No dia 16 de janeiro deste ano foi exibido o primeiro capítulo de Vai Na Fé, a atual novela das sete na Rede Globo. Logo nas primeiras cenas, uma atriz famosa procura o escritório de Lumiar e Ben para fazer uma denúncia de agressão. A mulher estava hesitante e receosa em contar sobre os fatos ocorridos com ela em público, mas foi incentivada por Lumiar, que explicou os mecanismos de proteção que poderiam ser aplicados e manifestou a opinião de que Alexa, a atriz famosa, serviria de inspiração para outras vítimas violência doméstica. Essa foi a primeira de diversas pautas importantes que a novela visibilizou desde então, mostrando como todas as pessoas são atravessadas de diferentes formas pelo racismo, pela misoginia e outros paradigmas que permeiam a sociedade e estruturam o sistema penal.

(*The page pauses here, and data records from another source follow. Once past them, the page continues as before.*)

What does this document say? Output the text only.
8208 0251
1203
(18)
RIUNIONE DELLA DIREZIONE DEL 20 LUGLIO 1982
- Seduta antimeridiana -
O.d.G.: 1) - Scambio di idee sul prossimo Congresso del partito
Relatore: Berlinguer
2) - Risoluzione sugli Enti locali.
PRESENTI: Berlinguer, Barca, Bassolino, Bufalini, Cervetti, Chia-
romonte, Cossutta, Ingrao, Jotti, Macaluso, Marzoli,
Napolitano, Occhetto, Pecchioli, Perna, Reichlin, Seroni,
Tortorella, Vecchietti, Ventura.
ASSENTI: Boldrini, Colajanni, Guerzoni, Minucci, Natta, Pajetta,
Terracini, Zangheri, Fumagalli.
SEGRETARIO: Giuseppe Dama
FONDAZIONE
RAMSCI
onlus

1. Sol e a importância de dar nome à violência

A história principal retrata uma violência traumática suportada pela protagonista, que afetou todos os dias de sua vida desde então. Aos 20 anos, Sol foi embebedada por um homem que considerava amigo e estuprada após perder a consciência. Durante toda a vida, guardou para si a dor do crime e da culpa que carregou por nem ela mesma entender que foi vítima de um abuso e não havia provocado a situação.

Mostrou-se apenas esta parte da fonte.